At the doorway, he stopped and turned to her. “I should probably tell you that . . .” He hesitated as though picking his words with care. “We’ve been trying to map how the Torso Killer is connected to this building and the Harmony Mission ever since Mimi felt it. It’s sort of a hobby . . . like the séances. I just don’t want you to be . . . freaked out.”
Frowning, Kris peeked over his shoulder into the room. Black-and-white photographs of severed body parts were taped to
the walls. Names and dates were written under each one. A map of Cleveland dotted with colored thumbtacks hung next to a broken window.
“Are you fucking kidding me?” she whispered, stepping into the room despite herself. It looked like the serial killer’s crime lab in a Hollywood slasher movie. Her horrified eyes fell to Jimmy and she took a step back. Liar. “What the . . .”

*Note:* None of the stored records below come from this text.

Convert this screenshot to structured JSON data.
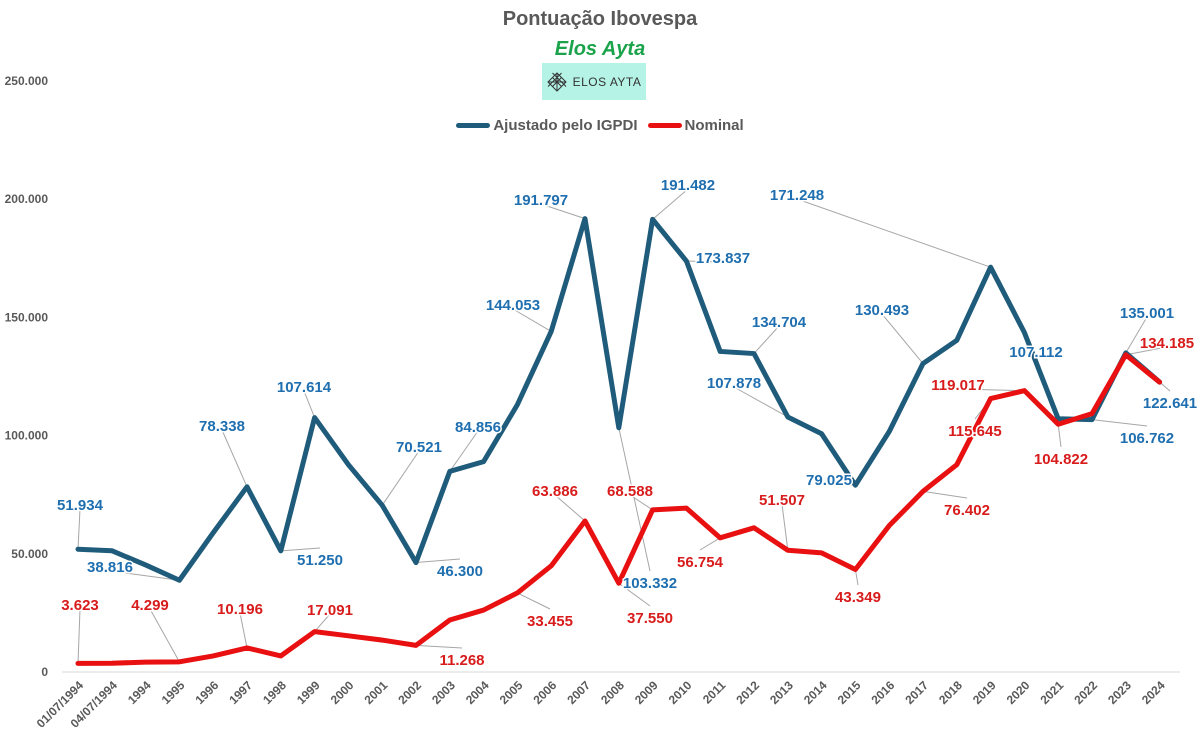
{
  "chart_data": {
    "type": "line",
    "title": "Pontuação Ibovespa",
    "subtitle": "Elos Ayta",
    "logo_text": "ELOS AYTA",
    "legend_position": "top",
    "grid": false,
    "ylim": [
      0,
      250000
    ],
    "yticks": [
      "0",
      "50.000",
      "100.000",
      "150.000",
      "200.000",
      "250.000"
    ],
    "ytick_values": [
      0,
      50000,
      100000,
      150000,
      200000,
      250000
    ],
    "categories": [
      "01/07/1994",
      "04/07/1994",
      "1994",
      "1995",
      "1996",
      "1997",
      "1998",
      "1999",
      "2000",
      "2001",
      "2002",
      "2003",
      "2004",
      "2005",
      "2006",
      "2007",
      "2008",
      "2009",
      "2010",
      "2011",
      "2012",
      "2013",
      "2014",
      "2015",
      "2016",
      "2017",
      "2018",
      "2019",
      "2020",
      "2021",
      "2022",
      "2023",
      "2024"
    ],
    "series": [
      {
        "name": "Ajustado pelo IGPDI",
        "color": "#1f5b7a",
        "label_color": "#1f6fb0",
        "values": [
          51934,
          51300,
          45300,
          38816,
          58900,
          78338,
          51250,
          107614,
          87700,
          70521,
          46300,
          84856,
          89000,
          113100,
          144053,
          191797,
          103332,
          191482,
          173837,
          135600,
          134704,
          107878,
          100800,
          79025,
          101700,
          130493,
          140300,
          171248,
          143600,
          107112,
          106762,
          135001,
          122641
        ],
        "labels": {
          "0": "51.934",
          "3": "38.816",
          "5": "78.338",
          "6": "51.250",
          "7": "107.614",
          "9": "70.521",
          "10": "46.300",
          "11": "84.856",
          "14": "144.053",
          "15": "191.797",
          "16": "103.332",
          "17": "191.482",
          "18": "173.837",
          "20": "134.704",
          "21": "107.878",
          "23": "79.025",
          "25": "130.493",
          "27": "171.248",
          "29": "107.112",
          "30": "106.762",
          "31": "135.001",
          "32": "122.641"
        }
      },
      {
        "name": "Nominal",
        "color": "#e81010",
        "label_color": "#d81b1b",
        "values": [
          3623,
          3700,
          4200,
          4299,
          6800,
          10196,
          6800,
          17091,
          15300,
          13500,
          11268,
          22000,
          26200,
          33455,
          44900,
          63886,
          37550,
          68588,
          69300,
          56754,
          61000,
          51507,
          50400,
          43349,
          61900,
          76402,
          87700,
          115645,
          119017,
          104822,
          109300,
          134185,
          122600
        ],
        "labels": {
          "0": "3.623",
          "3": "4.299",
          "5": "10.196",
          "7": "17.091",
          "10": "11.268",
          "13": "33.455",
          "15": "63.886",
          "16": "37.550",
          "17": "68.588",
          "19": "56.754",
          "21": "51.507",
          "23": "43.349",
          "25": "76.402",
          "27": "115.645",
          "28": "119.017",
          "29": "104.822",
          "31": "134.185"
        }
      }
    ]
  }
}
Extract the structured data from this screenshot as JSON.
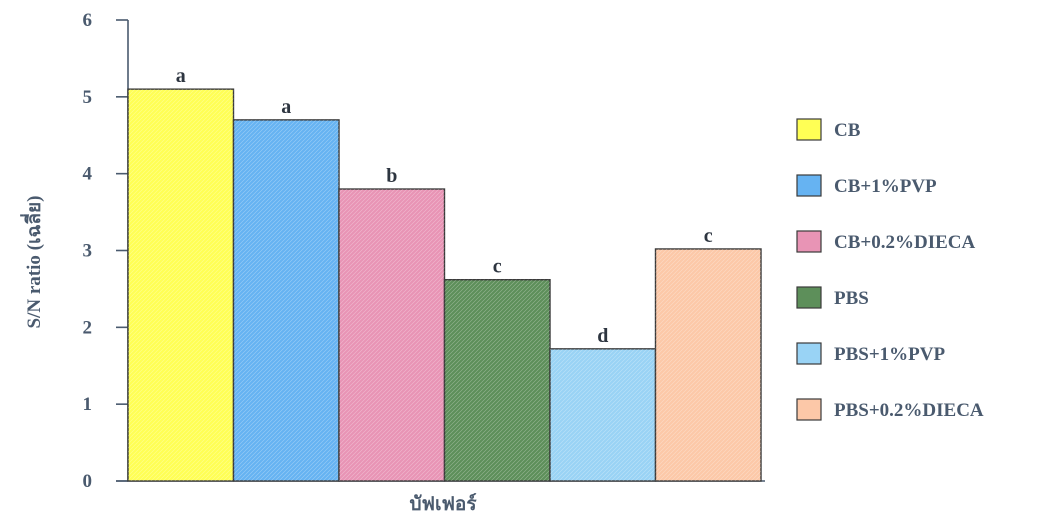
{
  "chart_data": {
    "type": "bar",
    "title": "",
    "xlabel": "บัฟเฟอร์",
    "ylabel": "S/N ratio (เฉลี่ย)",
    "ylim": [
      0,
      6
    ],
    "yticks": [
      0,
      1,
      2,
      3,
      4,
      5,
      6
    ],
    "grid": false,
    "legend_position": "right",
    "categories": [
      "CB",
      "CB+1%PVP",
      "CB+0.2%DIECA",
      "PBS",
      "PBS+1%PVP",
      "PBS+0.2%DIECA"
    ],
    "values": [
      5.1,
      4.7,
      3.8,
      2.62,
      1.72,
      3.02
    ],
    "significance_letters": [
      "a",
      "a",
      "b",
      "c",
      "d",
      "c"
    ],
    "colors": [
      "#ffff55",
      "#66b3f2",
      "#e894b5",
      "#5d8f5a",
      "#99d3f5",
      "#fcc8a8"
    ]
  }
}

He held up his hands in self-defense. “Hey. It’s not what you think. We’re not ‘murder groupies,’ alright? We’re here for the victims.”
Mimi’s back hovered near a grainy photograph of a chewed-up section of an arm and a leg. The writing on the wall labeled it July 6, 1937, John Doe VII, Dismembered Body Pulled Out of the River, Head Never Found.
“It might have been him,” Mimi murmured. “He was a hobo. He rode the rails in from somewhere near . . . St. Louis, looking for work. He could’ve seen the mark and thought he’d found an open safe house.”
“A what?” Kris snapped. Her thoughts were spinning too fast to have patience with Mimi’s bullshit.
“Hobos left signs. Little pictographs for each other. Get bread here. Talk about Jesus for a free meal there. That sort of thing. Safe houses were empty spots where they could bed down for the night. Hex signs mean different things to different people. It might’ve been a sign of welcome.”
“So you’re saying that . . .” The black-and-white severed body parts were hard to imagine as a living, breathing man. “That guy there slept in my house?”
“Maybe.” Mimi stood for another minute, then shook her head. She moved past the photo to another one—a photograph of blackened bones. A photograph of a woman’s face was taped next to them. “No. It was a woman.”
Kris rolled her eyes. “And you think this Torso Killer came in and killed her.”
“That’s assuming there was just one of them,” Jimmy said. He walked over to the photograph of the woman. The name Rose Wallace was written on the wall below it. “If you look at the forensics—or what passed for forensics back then—the odds are good there was more than one killer.”